In light of this, the GSC held an open forum about the government’s education policy and department restructuring on February 2nd. The debate was about the entire education policy and the CORE project in particular. The GSC took the opposite stance to the restructuring and expressed concern about the CORE project in the forum. An Dre, the chairperson of the GSC, said, “Rearrangement of departments forced by the government, under the name of CORE in Korean society, is shifting its responsibility of the failure of education policy onto students and universities.” Lee Jae-min, the chairperson of the College of the Social Science, mentioned, “Education policies of the government are getting subtler rather than obvious, and there is no definite answer on applying for CORE project. Hence, students cannot stay naive under these circumstances.” The chairperson An, expressed, “We need to look into the intrinsic point of the policy, which hinders the essentials of university.”

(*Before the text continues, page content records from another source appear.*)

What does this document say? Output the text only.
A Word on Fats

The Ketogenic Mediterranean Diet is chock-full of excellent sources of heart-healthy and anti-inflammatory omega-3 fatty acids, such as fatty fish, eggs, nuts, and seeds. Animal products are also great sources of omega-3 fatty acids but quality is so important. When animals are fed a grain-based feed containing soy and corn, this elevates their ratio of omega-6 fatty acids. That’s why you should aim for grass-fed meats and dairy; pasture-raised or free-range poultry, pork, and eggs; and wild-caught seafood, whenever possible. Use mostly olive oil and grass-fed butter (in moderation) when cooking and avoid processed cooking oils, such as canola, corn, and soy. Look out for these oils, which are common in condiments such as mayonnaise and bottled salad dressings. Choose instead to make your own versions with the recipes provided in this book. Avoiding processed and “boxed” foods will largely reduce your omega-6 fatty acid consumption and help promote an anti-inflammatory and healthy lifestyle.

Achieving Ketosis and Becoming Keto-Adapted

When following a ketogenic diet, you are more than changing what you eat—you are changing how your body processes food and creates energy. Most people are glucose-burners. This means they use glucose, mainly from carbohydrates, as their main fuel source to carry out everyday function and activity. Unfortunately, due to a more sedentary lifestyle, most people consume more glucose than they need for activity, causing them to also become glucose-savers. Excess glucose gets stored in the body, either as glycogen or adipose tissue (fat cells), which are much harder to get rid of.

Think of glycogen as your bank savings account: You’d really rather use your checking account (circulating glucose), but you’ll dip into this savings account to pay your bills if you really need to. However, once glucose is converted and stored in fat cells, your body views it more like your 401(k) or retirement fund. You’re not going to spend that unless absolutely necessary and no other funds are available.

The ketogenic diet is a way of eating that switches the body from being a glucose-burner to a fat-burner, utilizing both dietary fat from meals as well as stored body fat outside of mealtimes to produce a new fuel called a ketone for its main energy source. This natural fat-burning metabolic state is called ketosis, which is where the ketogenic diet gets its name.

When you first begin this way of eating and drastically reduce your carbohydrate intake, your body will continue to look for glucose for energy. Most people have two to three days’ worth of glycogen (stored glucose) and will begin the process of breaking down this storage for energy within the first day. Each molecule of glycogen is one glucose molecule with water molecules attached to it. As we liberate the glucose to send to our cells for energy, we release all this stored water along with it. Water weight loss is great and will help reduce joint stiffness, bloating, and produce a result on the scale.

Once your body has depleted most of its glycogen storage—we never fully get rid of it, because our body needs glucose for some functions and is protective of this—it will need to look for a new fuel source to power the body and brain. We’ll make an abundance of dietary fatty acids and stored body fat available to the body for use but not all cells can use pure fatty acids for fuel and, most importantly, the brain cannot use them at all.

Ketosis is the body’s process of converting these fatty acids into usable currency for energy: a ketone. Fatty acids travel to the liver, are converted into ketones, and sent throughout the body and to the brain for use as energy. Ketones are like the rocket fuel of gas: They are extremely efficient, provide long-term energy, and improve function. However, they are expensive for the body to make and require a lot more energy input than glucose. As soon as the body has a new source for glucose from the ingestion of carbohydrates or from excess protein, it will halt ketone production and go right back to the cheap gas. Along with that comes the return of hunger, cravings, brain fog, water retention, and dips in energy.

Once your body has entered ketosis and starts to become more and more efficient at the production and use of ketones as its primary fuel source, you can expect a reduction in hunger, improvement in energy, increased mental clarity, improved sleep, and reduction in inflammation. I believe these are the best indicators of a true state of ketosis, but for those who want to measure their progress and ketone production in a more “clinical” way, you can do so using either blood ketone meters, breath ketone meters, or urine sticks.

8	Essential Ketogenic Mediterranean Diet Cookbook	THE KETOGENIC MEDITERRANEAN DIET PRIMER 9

Furthermore, questions are being asked regarding the purpose of the CORE project among students. Lee Jin-hee, the chairperson of the College of Liberal Arts Student Council, said, “The intention of CORE project to adjust universities to the needs of society means that the real meaning of universities is degenerated into the logic of capitalism. After all interdisciplinary study courses based on liberal arts are not the genuine way of existence of liberal arts.” She also mentioned the way to enforce the application. “The school wrote the application for CORE without keeping students informed of the project. I would contend that students have the right to reflect their opinions about what they learn.”
Professors of the College of Liberal Arts seem to have several concerns about the CORE project. Choi In-sook, the professor of the Department of Philosophy, said, “Professors of the College of Liberal Arts were aware that school administration really wanted the College of Liberal Arts to apply for the CORE project, and professors wrote applications for CORE passively but cooperatively, under the condition of not breaking up the majors.” Professor Choi also added, “If the application from Dongguk is accepted, and the project requires demolishing the boundaries among majors, professors should be more active in raising objections to the project.”